La galerie PARIS-B a le plaisir de présenter Un corps qui tient, la première exposition personnelle de Tatiana Gorgievski dans son espace PB Project.
Alors que les travaux antérieurs de Tatiana Gorgievski exploraient la fragmentation ou la fusion des corps dans des espaces confinés, cette nouvelle série, intitulée Un corps qui tient, marque un tournant vers l’affirmation de la figure.
Pour Tatiana Gorgievski, la peinture est un moyen d’affronter la réalité sans le recours au langage. Ancienne étudiante en philosophie à l’École normale supérieure, elle a mis de côté l’analyse théorique pour explorer une vérité qui ne peut être énoncée, mais qui doit au contraire être vécue à travers les sens.
Son travail se déploie à travers un processus profondément introspectif : la toile devient le réceptacle d’une quête intérieure où l’image n’est pas prédéterminée, mais extraite du médium lui-même. Dans cette pratique de l’immédiateté, sans esquisse ni plan fixe, elle laisse la couleur se répandre librement sur la surface, puis dessine à partir des formes qui émergent, les approfondissant au fur et à mesure qu’elles apparaissent. Au sein de ce dialogue avec la matière, les qualités physiques, presque épidermiques, de la peinture éveillent l’émotion et guident le mouvement de l’œuvre.
« Il en va, dans la peinture de Tatiana Gorgievski, d’une énergie de la porosité.
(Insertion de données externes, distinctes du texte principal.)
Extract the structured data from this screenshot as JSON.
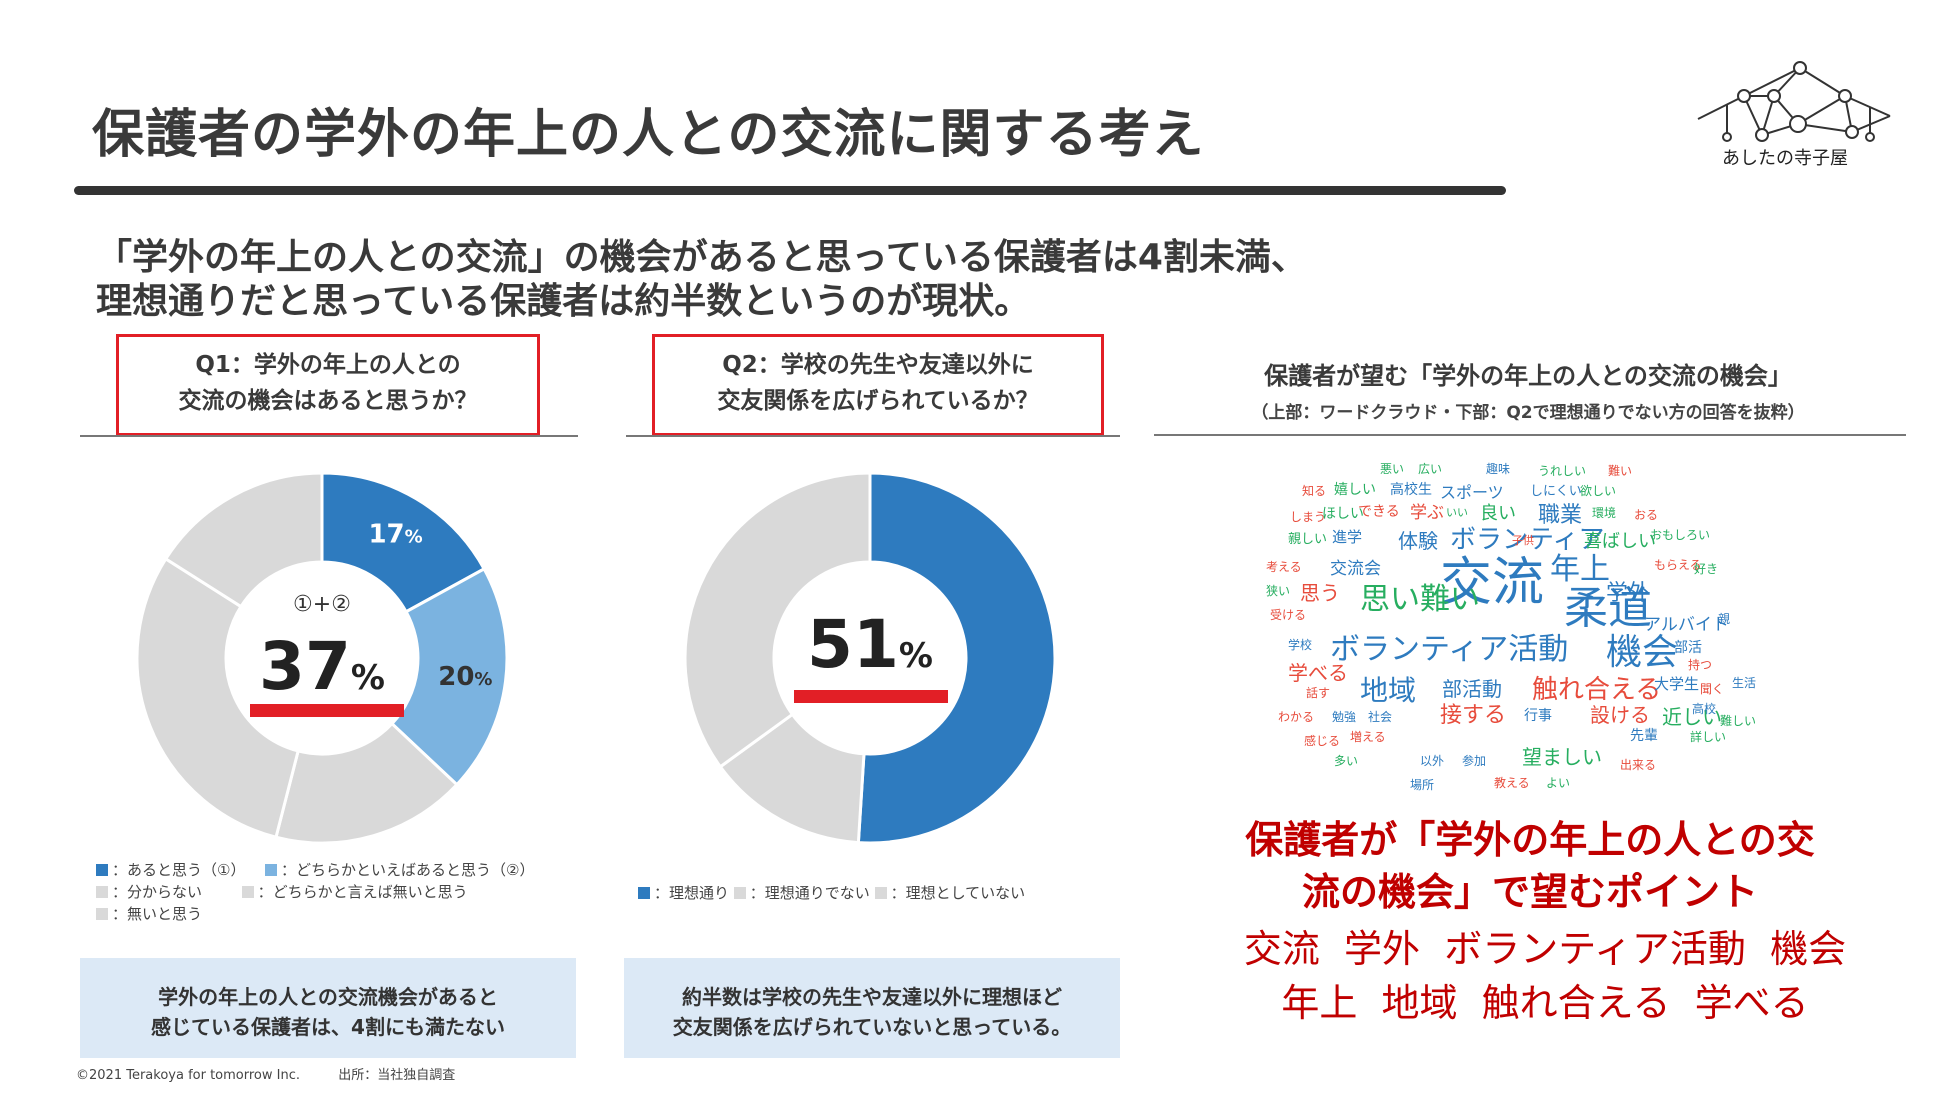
{
  "title": "保護者の学外の年上の人との交流に関する考え",
  "subtitle": {
    "line1": "「学外の年上の人との交流」の機会があると思っている保護者は4割未満、",
    "line2": "理想通りだと思っている保護者は約半数というのが現状。"
  },
  "logo": {
    "text": "あしたの寺子屋"
  },
  "colors": {
    "accent_red": "#e21f26",
    "dark_blue": "#2e7bbf",
    "light_blue": "#7bb3e0",
    "grey": "#d9d9d9",
    "summary_bg": "#dce9f6"
  },
  "q1": {
    "question_line1": "Q1：学外の年上の人との",
    "question_line2": "交流の機会はあると思うか？",
    "center_caption": "①+②",
    "center_value": "37",
    "center_unit": "%",
    "legend": [
      {
        "label": "：あると思う（①）",
        "color": "#2e7bbf"
      },
      {
        "label": "：どちらかといえばあると思う（②）",
        "color": "#7bb3e0"
      },
      {
        "label": "：分からない",
        "color": "#d9d9d9"
      },
      {
        "label": "：どちらかと言えば無いと思う",
        "color": "#d9d9d9"
      },
      {
        "label": "：無いと思う",
        "color": "#d9d9d9"
      }
    ],
    "summary_line1": "学外の年上の人との交流機会があると",
    "summary_line2": "感じている保護者は、4割にも満たない"
  },
  "q2": {
    "question_line1": "Q2：学校の先生や友達以外に",
    "question_line2": "交友関係を広げられているか？",
    "center_value": "51",
    "center_unit": "%",
    "legend": [
      {
        "label": "：理想通り",
        "color": "#2e7bbf"
      },
      {
        "label": "：理想通りでない",
        "color": "#d9d9d9"
      },
      {
        "label": "：理想としていない",
        "color": "#d9d9d9"
      }
    ],
    "summary_line1": "約半数は学校の先生や友達以外に理想ほど",
    "summary_line2": "交友関係を広げられていないと思っている。"
  },
  "chart_data": [
    {
      "type": "pie",
      "donut": true,
      "title": "Q1：学外の年上の人との交流の機会はあると思うか？",
      "slices": [
        {
          "name": "あると思う（①）",
          "value": 17,
          "label": "17",
          "unit": "%",
          "color": "#2e7bbf"
        },
        {
          "name": "どちらかといえばあると思う（②）",
          "value": 20,
          "label": "20",
          "unit": "%",
          "color": "#7bb3e0"
        },
        {
          "name": "分からない",
          "value": 17,
          "color": "#d9d9d9"
        },
        {
          "name": "どちらかと言えば無いと思う",
          "value": 30,
          "color": "#d9d9d9"
        },
        {
          "name": "無いと思う",
          "value": 16,
          "color": "#d9d9d9"
        }
      ]
    },
    {
      "type": "pie",
      "donut": true,
      "title": "Q2：学校の先生や友達以外に交友関係を広げられているか？",
      "slices": [
        {
          "name": "理想通り",
          "value": 51,
          "color": "#2e7bbf"
        },
        {
          "name": "理想通りでない",
          "value": 14,
          "color": "#d9d9d9"
        },
        {
          "name": "理想としていない",
          "value": 35,
          "color": "#d9d9d9"
        }
      ]
    }
  ],
  "cloud": {
    "heading": "保護者が望む「学外の年上の人との交流の機会」",
    "note": "（上部：ワードクラウド・下部：Q2で理想通りでない方の回答を抜粋）",
    "words": [
      {
        "t": "悪い",
        "c": "#27ae60"
      },
      {
        "t": "広い",
        "c": "#27ae60"
      },
      {
        "t": "趣味",
        "c": "#2e7bbf"
      },
      {
        "t": "うれしい",
        "c": "#27ae60"
      },
      {
        "t": "難い",
        "c": "#e74c3c"
      },
      {
        "t": "知る",
        "c": "#e74c3c"
      },
      {
        "t": "嬉しい",
        "c": "#27ae60"
      },
      {
        "t": "高校生",
        "c": "#2e7bbf"
      },
      {
        "t": "スポーツ",
        "c": "#2e7bbf"
      },
      {
        "t": "しにくい",
        "c": "#2e7bbf"
      },
      {
        "t": "欲しい",
        "c": "#27ae60"
      },
      {
        "t": "しまう",
        "c": "#e74c3c"
      },
      {
        "t": "ほしい",
        "c": "#27ae60"
      },
      {
        "t": "できる",
        "c": "#e74c3c"
      },
      {
        "t": "学ぶ",
        "c": "#e74c3c"
      },
      {
        "t": "いい",
        "c": "#27ae60"
      },
      {
        "t": "良い",
        "c": "#27ae60"
      },
      {
        "t": "職業",
        "c": "#2e7bbf"
      },
      {
        "t": "環境",
        "c": "#27ae60"
      },
      {
        "t": "おる",
        "c": "#e74c3c"
      },
      {
        "t": "親しい",
        "c": "#27ae60"
      },
      {
        "t": "進学",
        "c": "#2e7bbf"
      },
      {
        "t": "体験",
        "c": "#2e7bbf"
      },
      {
        "t": "ボランティア",
        "c": "#2e7bbf"
      },
      {
        "t": "子供",
        "c": "#e74c3c"
      },
      {
        "t": "喜ばしい",
        "c": "#27ae60"
      },
      {
        "t": "おもしろい",
        "c": "#27ae60"
      },
      {
        "t": "考える",
        "c": "#e74c3c"
      },
      {
        "t": "交流会",
        "c": "#2e7bbf"
      },
      {
        "t": "交流",
        "c": "#2e7bbf"
      },
      {
        "t": "年上",
        "c": "#2e7bbf"
      },
      {
        "t": "もらえる",
        "c": "#e74c3c"
      },
      {
        "t": "好き",
        "c": "#27ae60"
      },
      {
        "t": "狭い",
        "c": "#27ae60"
      },
      {
        "t": "思う",
        "c": "#e74c3c"
      },
      {
        "t": "思い難い",
        "c": "#27ae60"
      },
      {
        "t": "学外",
        "c": "#2e7bbf"
      },
      {
        "t": "柔道",
        "c": "#2e7bbf"
      },
      {
        "t": "受ける",
        "c": "#e74c3c"
      },
      {
        "t": "アルバイト",
        "c": "#2e7bbf"
      },
      {
        "t": "親",
        "c": "#2e7bbf"
      },
      {
        "t": "学校",
        "c": "#2e7bbf"
      },
      {
        "t": "ボランティア活動",
        "c": "#2e7bbf"
      },
      {
        "t": "機会",
        "c": "#2e7bbf"
      },
      {
        "t": "部活",
        "c": "#2e7bbf"
      },
      {
        "t": "持つ",
        "c": "#e74c3c"
      },
      {
        "t": "学べる",
        "c": "#e74c3c"
      },
      {
        "t": "生活",
        "c": "#2e7bbf"
      },
      {
        "t": "話す",
        "c": "#e74c3c"
      },
      {
        "t": "地域",
        "c": "#2e7bbf"
      },
      {
        "t": "部活動",
        "c": "#2e7bbf"
      },
      {
        "t": "触れ合える",
        "c": "#e74c3c"
      },
      {
        "t": "大学生",
        "c": "#2e7bbf"
      },
      {
        "t": "聞く",
        "c": "#e74c3c"
      },
      {
        "t": "わかる",
        "c": "#e74c3c"
      },
      {
        "t": "勉強",
        "c": "#2e7bbf"
      },
      {
        "t": "社会",
        "c": "#2e7bbf"
      },
      {
        "t": "接する",
        "c": "#e74c3c"
      },
      {
        "t": "行事",
        "c": "#2e7bbf"
      },
      {
        "t": "設ける",
        "c": "#e74c3c"
      },
      {
        "t": "近しい",
        "c": "#27ae60"
      },
      {
        "t": "高校",
        "c": "#2e7bbf"
      },
      {
        "t": "難しい",
        "c": "#27ae60"
      },
      {
        "t": "感じる",
        "c": "#e74c3c"
      },
      {
        "t": "増える",
        "c": "#e74c3c"
      },
      {
        "t": "先輩",
        "c": "#2e7bbf"
      },
      {
        "t": "詳しい",
        "c": "#27ae60"
      },
      {
        "t": "多い",
        "c": "#27ae60"
      },
      {
        "t": "以外",
        "c": "#2e7bbf"
      },
      {
        "t": "参加",
        "c": "#2e7bbf"
      },
      {
        "t": "望ましい",
        "c": "#27ae60"
      },
      {
        "t": "出来る",
        "c": "#e74c3c"
      },
      {
        "t": "場所",
        "c": "#2e7bbf"
      },
      {
        "t": "教える",
        "c": "#e74c3c"
      },
      {
        "t": "よい",
        "c": "#27ae60"
      }
    ]
  },
  "points": {
    "heading_line1": "保護者が「学外の年上の人との交",
    "heading_line2": "流の機会」で望むポイント",
    "body_line1": "交流  学外  ボランティア活動  機会",
    "body_line2": "年上  地域  触れ合える  学べる"
  },
  "footer": {
    "copyright": "©2021 Terakoya for tomorrow Inc.",
    "source": "出所：当社独自調査"
  }
}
Le net ou le flou, les couleurs froides ou les couleurs chaudes, pulsent à travers la toile pour faire apparaitre ou disparaitre les corps. »
— Elora Weill-Engerer
Le titre, Un corps qui tient, évoque à la fois la résistance de l’individu face au monde et la possibilité de retenir quelqu’un, ou d’être retenu par quelqu’un d’autre. L’exposition explore la manière dont une présence parvient à s’imposer, même lorsque ses contours commencent à s’estomper.
Au cœur de ce dialogue intime sur la toile, Tatiana Gorgievski explore ce qui se dégage de l’interaction : l’identité, l’émotion et le lien avec les autres. Le corps devient une source de soutien, un lieu d’ancrage mutuel dans les représentations de l’amour ou du désir, mais il peut aussi être le théâtre d’une fracture. Dépouillées de leur membrane protectrice, ces figures ne sont plus seulement menacées par la dissolution ; elles cherchent leur propre stabilité et leur propre présence à travers le contact ou la confrontation.
Les figures qui se dessinent vivent dans un état de suspension, où la présence s’affirme avec force au moment même où elle menace de disparaître. En suspendant toute certitude, Tatiana Gorgievski permet à des états ambivalents de coexister : la tendresse se mêle à une forme de brutalité latente, et l’élan du désir semble indissociable d’un sentiment de perte.




Catalogue des œuvres
Née à Paris en 1997, Tatiana Gorgievski vit et travaille à Paris. Après un master en philosophie à l’École normale supérieure de Lyon (2020), elle a choisi d’ancrer sa recherche conceptuelle dans la matérialité et a intégré l’ENSAV La Cambre à Bruxelles, où elle a obtenu son diplôme en 2024. Son travail a rapidement attiré l’attention internationale grâce à des résidences à la Fondation Moonens et à Los Angeles (The Cabin), ainsi qu’à ses récentes expositions personnelles à Bruxelles. Présente dans les grandes foires d’art telles qu’Art Brussels et NADA New York, elle s’impose aujourd’hui comme l’une des voix les plus originales d’une nouvelle génération de peintres.